Digital Preservation Policy Framework
This document provides an outline for constructing a digital curation and preservation framework and offers a step towards identifying core components of a framework to encourage a community standard for organizations to use. The outline:
- Addresses explicitly the seven attributes of a Trusted Digital Repository (TDR)
- Presents the high-level perspective of an organization’s program
- Reflects current not future capabilities of the program
- Provides links to documents containing more detailed and frequently-updated documents, e.g., procedural documents
- Points to the organization’s action plan for near-term priorities and timeframes
- Specifies the approval and maintenance process for the framework
The framework includes an introductory section on digital curation and preservation followed by one section for each of the seven attributes of a trusted digital repository: OAIS compliance, Administrative Responsibility, Organizational Viability, Financial Sustainability, Technological and Procedural Accountability, System Security, and Procedural Accountability.
 User Experiences
 Development Activity
The outline for the framework is third version of a model document that was developed by the Digital Preservation Management workshop team to assist organizations in developing the high-level policy document that is necessary to meet the requirements of being recognized as a TDR (trustworthy digital repository).

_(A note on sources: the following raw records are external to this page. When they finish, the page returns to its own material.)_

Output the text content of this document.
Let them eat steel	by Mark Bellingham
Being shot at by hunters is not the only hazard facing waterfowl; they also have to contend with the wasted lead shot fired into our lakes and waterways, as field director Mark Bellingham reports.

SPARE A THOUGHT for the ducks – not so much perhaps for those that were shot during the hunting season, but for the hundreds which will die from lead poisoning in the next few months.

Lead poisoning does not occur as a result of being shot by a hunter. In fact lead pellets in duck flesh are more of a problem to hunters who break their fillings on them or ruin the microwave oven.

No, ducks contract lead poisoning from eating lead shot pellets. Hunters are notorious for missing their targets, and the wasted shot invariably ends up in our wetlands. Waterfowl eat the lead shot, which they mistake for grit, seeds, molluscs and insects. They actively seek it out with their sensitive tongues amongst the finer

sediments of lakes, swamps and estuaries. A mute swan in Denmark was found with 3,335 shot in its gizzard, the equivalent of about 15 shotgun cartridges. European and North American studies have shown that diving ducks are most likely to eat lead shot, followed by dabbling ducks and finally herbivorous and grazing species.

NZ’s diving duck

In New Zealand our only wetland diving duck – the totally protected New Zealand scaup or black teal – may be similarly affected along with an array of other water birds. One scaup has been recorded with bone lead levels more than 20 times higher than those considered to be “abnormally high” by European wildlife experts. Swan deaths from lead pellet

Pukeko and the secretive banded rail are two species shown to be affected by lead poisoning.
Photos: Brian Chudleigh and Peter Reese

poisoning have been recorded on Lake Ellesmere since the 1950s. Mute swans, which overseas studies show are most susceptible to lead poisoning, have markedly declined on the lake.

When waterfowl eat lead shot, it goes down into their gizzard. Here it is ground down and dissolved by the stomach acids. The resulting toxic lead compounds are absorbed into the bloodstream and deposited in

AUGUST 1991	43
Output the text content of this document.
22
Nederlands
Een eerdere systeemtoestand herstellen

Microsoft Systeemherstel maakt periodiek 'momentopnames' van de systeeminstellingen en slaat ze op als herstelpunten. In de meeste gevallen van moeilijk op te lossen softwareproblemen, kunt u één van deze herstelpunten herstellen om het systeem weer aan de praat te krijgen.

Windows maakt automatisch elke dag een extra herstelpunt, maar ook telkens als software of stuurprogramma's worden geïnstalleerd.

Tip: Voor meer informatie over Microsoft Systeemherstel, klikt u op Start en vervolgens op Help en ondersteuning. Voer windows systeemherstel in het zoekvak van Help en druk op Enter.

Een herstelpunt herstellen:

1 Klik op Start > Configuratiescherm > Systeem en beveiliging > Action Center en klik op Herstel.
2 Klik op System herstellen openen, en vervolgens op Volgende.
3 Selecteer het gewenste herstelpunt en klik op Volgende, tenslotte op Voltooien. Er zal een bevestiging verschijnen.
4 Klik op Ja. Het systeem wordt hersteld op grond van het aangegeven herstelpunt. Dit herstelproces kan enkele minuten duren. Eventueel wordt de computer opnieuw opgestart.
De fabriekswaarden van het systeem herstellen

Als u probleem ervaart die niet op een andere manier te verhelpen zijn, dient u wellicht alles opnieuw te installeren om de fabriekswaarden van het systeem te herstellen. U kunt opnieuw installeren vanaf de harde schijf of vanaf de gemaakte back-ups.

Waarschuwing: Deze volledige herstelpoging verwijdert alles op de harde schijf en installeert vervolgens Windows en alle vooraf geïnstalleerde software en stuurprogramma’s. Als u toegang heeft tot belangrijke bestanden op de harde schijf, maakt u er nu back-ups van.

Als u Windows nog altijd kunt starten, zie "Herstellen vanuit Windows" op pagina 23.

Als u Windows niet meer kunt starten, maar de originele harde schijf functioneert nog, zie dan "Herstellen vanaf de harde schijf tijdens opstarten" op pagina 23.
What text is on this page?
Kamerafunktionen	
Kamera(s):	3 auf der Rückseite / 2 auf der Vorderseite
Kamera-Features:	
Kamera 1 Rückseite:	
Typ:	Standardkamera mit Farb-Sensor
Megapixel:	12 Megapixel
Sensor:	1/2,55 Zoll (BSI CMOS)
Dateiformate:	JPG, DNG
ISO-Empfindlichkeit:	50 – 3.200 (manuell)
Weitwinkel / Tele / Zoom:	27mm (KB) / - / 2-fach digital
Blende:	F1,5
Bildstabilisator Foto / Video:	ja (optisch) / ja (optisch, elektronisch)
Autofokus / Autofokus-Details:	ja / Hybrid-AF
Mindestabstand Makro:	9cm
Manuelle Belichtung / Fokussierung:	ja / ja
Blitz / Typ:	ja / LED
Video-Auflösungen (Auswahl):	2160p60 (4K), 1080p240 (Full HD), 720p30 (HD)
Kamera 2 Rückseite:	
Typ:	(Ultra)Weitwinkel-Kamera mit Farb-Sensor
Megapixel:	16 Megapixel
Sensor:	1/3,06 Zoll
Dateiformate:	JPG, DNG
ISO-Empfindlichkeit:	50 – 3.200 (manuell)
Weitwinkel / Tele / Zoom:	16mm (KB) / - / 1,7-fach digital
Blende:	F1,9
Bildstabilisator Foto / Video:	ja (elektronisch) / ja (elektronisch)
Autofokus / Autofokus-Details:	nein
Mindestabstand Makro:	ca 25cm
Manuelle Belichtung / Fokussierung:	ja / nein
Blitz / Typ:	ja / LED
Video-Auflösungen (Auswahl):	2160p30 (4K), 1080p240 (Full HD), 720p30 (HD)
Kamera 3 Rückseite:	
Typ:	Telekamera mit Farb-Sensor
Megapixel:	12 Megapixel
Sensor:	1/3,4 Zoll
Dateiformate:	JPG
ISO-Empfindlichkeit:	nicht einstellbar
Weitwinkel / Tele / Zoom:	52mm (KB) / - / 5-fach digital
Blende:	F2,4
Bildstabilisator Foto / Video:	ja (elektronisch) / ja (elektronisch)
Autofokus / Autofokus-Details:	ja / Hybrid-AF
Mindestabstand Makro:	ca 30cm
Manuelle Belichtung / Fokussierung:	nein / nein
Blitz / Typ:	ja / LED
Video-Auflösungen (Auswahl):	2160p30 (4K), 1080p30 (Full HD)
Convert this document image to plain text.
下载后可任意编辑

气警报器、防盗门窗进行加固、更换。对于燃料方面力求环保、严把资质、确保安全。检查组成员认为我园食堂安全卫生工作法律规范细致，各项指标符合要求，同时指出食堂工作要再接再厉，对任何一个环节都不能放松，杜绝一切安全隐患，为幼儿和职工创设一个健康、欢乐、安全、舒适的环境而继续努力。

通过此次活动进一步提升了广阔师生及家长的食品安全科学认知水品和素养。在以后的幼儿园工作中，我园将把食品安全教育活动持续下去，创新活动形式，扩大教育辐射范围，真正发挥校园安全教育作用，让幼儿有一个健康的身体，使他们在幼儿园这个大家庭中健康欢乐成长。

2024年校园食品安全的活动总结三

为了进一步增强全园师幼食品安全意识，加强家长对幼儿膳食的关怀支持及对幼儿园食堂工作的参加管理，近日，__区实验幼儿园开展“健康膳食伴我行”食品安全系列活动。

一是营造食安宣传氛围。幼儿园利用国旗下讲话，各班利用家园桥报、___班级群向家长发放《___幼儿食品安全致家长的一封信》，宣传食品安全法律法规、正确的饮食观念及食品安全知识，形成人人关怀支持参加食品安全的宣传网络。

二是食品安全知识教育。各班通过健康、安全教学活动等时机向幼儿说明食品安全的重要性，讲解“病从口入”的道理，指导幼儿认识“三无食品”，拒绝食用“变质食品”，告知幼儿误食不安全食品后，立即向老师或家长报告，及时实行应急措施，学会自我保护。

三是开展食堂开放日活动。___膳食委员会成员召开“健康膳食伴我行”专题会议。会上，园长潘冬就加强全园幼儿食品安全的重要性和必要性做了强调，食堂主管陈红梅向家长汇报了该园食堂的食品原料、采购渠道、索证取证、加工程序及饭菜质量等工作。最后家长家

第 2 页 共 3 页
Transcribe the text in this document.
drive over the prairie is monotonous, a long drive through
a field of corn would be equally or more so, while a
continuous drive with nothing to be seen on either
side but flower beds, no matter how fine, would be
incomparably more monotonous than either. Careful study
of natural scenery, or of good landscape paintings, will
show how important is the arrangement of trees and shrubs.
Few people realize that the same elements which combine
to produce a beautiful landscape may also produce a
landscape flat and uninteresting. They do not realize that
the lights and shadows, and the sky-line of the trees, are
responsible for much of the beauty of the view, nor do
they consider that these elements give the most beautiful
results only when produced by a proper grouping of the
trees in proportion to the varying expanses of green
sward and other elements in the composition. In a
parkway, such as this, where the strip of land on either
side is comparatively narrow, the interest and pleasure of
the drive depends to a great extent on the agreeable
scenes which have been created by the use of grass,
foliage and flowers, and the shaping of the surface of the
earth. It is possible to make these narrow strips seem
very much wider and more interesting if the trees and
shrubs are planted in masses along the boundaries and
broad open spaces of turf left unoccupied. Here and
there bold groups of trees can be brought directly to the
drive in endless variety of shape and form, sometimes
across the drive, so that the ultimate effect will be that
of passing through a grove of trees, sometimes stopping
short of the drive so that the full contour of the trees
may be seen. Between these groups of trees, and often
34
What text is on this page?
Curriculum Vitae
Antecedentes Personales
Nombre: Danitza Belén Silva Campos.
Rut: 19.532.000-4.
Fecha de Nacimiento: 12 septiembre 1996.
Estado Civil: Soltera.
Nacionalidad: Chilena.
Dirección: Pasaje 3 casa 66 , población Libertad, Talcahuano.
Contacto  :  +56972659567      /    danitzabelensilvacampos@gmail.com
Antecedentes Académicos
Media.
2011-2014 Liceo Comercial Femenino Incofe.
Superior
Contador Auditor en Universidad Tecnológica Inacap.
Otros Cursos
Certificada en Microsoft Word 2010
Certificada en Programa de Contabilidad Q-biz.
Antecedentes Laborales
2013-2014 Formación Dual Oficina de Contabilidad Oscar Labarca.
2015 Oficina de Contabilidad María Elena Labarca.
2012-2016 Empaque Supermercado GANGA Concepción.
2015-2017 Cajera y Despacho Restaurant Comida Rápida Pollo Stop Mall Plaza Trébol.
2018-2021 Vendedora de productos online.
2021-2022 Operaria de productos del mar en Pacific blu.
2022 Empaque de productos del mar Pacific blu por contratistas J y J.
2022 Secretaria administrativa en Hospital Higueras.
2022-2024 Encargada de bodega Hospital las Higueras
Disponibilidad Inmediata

A model documents identifies and describes the sections of the document to be developed and provides examples of what to include in the section, adopting conventions used in the development of the Trustworthy Repositories Audit and Certification (TRAC) document released in 2007. This third version of the model document for the digital curation and preservation framework adds curation and updates the section descriptions and examples. This model document reflects the findings of the Digital Preservation Management workshop curriculum development project (co-developers, Anne R. Kenney and Nancy Y. McGovern, with funding from the National Endowment for the Humanities); lessons learned in the development of similar frameworks for the Cornell University Library and the Inter-university Consortium for Political and Social Research (ICPSR), as well as samples of frameworks developed by organizations that participated in the DPM workshop, e.g., the Library and Archives of Canada, N.C. State Library.